My footrest pedal area was looking a bit grimy, see first picture below:


bulk image uploader

So I used a wet vac and now the carpet fibres seem to be long? Please see picture below:


bulk image upload

Does this look ok or??? If not is there anything I can do to make it look better?
Any help appreciated!


----------



## Caledoniandream (Oct 9, 2009)

Wait until it is 100% dry and than brush it with a furniture brush.
When it all lays flat again it will look more normal.


----------



## Immortal Tekniq (Mar 11, 2009)

Caledoniandream said:


> Wait until it is 100% dry and than brush it with a furniture brush.
> When it all lays flat again it will look more normal.

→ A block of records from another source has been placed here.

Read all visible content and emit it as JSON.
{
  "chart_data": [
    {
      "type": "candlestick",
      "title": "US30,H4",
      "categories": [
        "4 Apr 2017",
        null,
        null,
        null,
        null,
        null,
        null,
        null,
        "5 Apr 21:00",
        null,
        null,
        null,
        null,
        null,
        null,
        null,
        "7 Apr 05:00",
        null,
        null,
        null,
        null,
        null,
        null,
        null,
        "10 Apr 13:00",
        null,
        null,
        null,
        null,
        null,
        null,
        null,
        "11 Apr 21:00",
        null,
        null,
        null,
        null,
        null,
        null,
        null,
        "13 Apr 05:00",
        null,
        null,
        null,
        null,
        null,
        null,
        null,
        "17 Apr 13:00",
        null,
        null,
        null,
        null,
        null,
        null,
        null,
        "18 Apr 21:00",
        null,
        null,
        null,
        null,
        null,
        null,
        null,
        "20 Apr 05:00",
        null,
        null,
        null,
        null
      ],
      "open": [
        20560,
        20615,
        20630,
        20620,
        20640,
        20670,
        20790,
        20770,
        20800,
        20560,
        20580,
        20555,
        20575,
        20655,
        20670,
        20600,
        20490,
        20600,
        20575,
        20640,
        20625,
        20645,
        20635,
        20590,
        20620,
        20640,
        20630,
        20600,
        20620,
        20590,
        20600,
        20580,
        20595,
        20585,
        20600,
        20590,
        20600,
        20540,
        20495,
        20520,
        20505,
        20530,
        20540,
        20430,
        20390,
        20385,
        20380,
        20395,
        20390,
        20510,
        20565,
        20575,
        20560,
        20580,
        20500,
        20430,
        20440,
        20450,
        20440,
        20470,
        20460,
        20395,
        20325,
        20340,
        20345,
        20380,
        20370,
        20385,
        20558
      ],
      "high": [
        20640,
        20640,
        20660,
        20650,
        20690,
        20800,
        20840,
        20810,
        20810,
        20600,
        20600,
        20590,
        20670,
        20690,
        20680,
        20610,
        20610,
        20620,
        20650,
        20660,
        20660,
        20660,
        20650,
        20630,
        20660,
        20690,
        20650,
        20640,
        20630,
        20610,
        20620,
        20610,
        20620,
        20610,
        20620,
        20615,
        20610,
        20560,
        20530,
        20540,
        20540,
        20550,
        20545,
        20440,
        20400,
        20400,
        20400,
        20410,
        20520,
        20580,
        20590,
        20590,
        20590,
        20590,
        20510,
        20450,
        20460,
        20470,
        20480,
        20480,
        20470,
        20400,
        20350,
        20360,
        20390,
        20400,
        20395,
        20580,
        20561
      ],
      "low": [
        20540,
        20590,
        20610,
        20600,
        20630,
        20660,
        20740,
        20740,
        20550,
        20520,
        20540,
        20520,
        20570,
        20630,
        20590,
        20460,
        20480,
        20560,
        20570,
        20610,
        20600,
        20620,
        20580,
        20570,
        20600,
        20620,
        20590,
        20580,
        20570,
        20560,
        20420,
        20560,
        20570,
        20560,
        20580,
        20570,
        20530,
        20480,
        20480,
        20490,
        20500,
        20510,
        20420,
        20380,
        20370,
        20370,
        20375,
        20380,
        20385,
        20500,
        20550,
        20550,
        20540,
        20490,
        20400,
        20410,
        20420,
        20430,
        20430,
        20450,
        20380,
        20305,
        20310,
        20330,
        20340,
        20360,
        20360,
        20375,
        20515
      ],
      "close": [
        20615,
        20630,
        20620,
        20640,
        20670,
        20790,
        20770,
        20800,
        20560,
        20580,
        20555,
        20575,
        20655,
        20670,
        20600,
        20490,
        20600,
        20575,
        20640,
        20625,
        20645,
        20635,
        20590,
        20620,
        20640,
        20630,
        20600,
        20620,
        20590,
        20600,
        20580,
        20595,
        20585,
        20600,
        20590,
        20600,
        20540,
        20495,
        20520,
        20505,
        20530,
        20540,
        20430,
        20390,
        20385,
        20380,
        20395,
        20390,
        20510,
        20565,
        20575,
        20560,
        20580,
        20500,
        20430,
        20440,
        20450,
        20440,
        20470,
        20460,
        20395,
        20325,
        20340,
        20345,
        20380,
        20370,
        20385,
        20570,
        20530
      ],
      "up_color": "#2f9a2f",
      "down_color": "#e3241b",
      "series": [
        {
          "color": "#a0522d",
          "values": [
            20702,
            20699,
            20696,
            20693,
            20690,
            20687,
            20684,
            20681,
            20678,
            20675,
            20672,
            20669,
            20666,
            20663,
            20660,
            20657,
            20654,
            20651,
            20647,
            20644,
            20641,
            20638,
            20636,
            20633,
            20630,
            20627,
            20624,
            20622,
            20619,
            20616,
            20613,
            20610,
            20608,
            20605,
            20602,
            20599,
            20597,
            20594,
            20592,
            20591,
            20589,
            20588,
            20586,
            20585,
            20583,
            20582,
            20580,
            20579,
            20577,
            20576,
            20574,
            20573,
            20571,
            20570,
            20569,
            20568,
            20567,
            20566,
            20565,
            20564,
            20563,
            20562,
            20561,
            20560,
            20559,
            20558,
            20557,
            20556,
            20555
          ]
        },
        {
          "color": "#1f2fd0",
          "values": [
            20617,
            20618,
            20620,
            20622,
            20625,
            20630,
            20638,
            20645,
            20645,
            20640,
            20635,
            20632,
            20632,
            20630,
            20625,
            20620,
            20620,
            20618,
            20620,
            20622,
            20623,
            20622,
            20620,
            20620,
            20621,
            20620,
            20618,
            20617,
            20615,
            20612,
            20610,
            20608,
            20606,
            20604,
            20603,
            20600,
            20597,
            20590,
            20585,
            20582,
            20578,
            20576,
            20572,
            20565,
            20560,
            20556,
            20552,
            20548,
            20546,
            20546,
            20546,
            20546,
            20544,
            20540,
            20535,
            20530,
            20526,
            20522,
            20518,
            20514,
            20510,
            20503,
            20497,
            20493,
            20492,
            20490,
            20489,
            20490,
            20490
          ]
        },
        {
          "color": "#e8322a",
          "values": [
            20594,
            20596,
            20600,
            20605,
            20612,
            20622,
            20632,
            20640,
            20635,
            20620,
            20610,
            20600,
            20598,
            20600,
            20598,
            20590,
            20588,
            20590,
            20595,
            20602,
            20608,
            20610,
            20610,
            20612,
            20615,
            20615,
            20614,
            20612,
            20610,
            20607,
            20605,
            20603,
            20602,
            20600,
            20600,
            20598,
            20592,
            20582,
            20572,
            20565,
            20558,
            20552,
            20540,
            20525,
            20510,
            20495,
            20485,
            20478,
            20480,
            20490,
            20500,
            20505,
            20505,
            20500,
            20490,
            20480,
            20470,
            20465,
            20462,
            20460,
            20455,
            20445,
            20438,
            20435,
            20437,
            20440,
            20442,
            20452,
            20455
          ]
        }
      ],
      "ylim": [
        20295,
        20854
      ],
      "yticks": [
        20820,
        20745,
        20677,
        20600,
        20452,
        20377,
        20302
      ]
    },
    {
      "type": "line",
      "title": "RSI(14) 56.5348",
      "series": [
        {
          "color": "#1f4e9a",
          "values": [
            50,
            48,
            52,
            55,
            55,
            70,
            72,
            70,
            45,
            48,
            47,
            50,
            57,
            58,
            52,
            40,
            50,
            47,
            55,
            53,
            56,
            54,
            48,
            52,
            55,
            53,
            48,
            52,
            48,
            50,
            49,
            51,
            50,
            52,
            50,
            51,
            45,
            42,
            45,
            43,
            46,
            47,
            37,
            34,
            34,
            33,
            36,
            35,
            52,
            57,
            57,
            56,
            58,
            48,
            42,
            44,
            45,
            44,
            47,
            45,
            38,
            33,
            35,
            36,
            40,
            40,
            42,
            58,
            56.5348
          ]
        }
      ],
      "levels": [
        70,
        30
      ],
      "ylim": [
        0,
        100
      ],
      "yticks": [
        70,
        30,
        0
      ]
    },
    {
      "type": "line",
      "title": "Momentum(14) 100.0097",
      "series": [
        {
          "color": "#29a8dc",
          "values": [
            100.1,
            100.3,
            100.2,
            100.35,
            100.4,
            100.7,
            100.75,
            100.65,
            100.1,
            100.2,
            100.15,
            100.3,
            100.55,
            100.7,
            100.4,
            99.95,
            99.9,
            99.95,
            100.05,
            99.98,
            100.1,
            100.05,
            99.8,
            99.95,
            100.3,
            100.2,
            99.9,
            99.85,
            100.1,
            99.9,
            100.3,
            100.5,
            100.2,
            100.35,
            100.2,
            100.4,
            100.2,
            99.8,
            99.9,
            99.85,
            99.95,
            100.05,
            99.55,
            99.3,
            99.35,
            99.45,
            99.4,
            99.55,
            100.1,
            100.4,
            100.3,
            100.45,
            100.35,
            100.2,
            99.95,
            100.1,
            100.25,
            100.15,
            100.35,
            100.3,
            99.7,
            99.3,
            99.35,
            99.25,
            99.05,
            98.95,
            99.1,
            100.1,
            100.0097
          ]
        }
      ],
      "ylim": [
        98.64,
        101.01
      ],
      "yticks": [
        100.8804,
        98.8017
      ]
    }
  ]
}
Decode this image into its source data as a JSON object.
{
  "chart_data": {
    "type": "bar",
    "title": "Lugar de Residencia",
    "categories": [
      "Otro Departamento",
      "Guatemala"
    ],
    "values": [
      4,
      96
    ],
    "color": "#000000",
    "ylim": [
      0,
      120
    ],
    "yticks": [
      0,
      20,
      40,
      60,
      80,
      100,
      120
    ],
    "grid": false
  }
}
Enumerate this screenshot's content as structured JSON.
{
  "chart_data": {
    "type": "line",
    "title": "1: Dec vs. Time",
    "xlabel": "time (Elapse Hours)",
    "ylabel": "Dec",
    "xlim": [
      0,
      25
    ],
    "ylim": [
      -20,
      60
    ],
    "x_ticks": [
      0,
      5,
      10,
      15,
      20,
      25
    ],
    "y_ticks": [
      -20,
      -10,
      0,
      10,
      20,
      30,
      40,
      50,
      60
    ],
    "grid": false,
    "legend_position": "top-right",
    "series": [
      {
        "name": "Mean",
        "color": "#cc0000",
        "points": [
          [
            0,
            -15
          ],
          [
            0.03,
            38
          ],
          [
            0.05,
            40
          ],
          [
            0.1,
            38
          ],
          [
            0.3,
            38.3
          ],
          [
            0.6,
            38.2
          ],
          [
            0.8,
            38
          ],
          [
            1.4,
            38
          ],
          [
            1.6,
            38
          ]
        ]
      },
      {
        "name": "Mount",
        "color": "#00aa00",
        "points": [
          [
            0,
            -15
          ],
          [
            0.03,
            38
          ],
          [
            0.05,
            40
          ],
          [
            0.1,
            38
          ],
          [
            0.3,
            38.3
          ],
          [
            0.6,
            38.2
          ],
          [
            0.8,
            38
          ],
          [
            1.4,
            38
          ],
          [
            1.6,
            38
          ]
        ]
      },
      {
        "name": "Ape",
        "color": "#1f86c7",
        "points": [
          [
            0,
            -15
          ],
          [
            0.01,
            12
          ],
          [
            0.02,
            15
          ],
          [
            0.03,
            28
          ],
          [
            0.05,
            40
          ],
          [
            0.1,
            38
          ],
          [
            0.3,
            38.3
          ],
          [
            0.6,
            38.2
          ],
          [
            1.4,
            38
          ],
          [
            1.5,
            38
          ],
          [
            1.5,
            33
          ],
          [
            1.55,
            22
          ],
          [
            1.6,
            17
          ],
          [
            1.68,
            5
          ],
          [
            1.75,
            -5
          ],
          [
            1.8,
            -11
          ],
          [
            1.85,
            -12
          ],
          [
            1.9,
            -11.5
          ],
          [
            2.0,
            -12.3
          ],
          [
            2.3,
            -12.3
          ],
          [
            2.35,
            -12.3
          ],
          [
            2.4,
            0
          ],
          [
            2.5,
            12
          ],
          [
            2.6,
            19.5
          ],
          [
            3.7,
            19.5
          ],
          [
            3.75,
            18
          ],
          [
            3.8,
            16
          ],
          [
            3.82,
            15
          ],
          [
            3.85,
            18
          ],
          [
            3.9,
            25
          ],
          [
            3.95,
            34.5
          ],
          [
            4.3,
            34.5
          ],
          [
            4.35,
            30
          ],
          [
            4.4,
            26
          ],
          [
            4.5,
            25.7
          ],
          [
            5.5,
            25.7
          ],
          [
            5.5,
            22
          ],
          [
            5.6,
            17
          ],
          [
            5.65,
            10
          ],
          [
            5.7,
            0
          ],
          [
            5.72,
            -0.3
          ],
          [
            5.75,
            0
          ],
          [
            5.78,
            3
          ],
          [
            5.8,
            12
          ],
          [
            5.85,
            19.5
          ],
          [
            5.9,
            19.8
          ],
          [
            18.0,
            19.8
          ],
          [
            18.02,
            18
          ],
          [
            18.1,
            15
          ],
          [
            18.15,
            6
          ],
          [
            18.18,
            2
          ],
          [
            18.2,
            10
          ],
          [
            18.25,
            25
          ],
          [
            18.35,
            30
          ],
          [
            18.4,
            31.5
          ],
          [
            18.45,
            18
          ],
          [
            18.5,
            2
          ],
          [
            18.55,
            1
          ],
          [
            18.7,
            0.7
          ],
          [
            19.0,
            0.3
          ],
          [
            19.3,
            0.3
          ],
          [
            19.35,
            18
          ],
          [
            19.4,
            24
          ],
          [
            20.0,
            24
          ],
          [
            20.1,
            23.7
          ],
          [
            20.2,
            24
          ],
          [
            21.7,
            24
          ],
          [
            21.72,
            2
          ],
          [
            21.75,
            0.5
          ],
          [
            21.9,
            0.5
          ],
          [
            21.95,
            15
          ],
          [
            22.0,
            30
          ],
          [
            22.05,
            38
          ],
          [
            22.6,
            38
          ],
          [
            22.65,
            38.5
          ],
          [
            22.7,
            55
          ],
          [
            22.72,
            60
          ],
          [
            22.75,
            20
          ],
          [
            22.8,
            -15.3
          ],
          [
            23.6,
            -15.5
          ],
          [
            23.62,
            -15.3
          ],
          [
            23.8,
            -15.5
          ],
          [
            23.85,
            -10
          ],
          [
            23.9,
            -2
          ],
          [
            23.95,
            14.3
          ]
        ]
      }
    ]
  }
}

What does a furniture brush look like?!


----------



## scooobydont (Feb 25, 2017)

https://lmgtfy.app/?q=furniture+brush


----------



## digitaluk (Apr 13, 2012)

Agreed with the above. Just needs to dry and be brushed


----------



## ReflectionHD (May 7, 2021)

Immortal Tekniq said:


> Hi guys,
> 
> My footrest pedal area was looking a bit grimy, see first picture below:
> 
> ...


Hi, you have stretch the pile of the carpet do what Caledoniandream said and wait until its completely dry and brush it might not got back to how it was but will defiantly look better. :thumb:


----------



## The happy goat (Jun 26, 2019)

My hair looks longer when wet!


----------



## Soul boy 68 (Sep 8, 2013)

Just give it a trim with a pair of scissors. :lol: Joking aside it should flatten out when fully dry and probably when your foot catches the fibers.


----------



## Soul boy 68 (Sep 8, 2013)

scooobydont said:


> https://lmgtfy.app/?q=furniture+brush


:lol::lol:


----------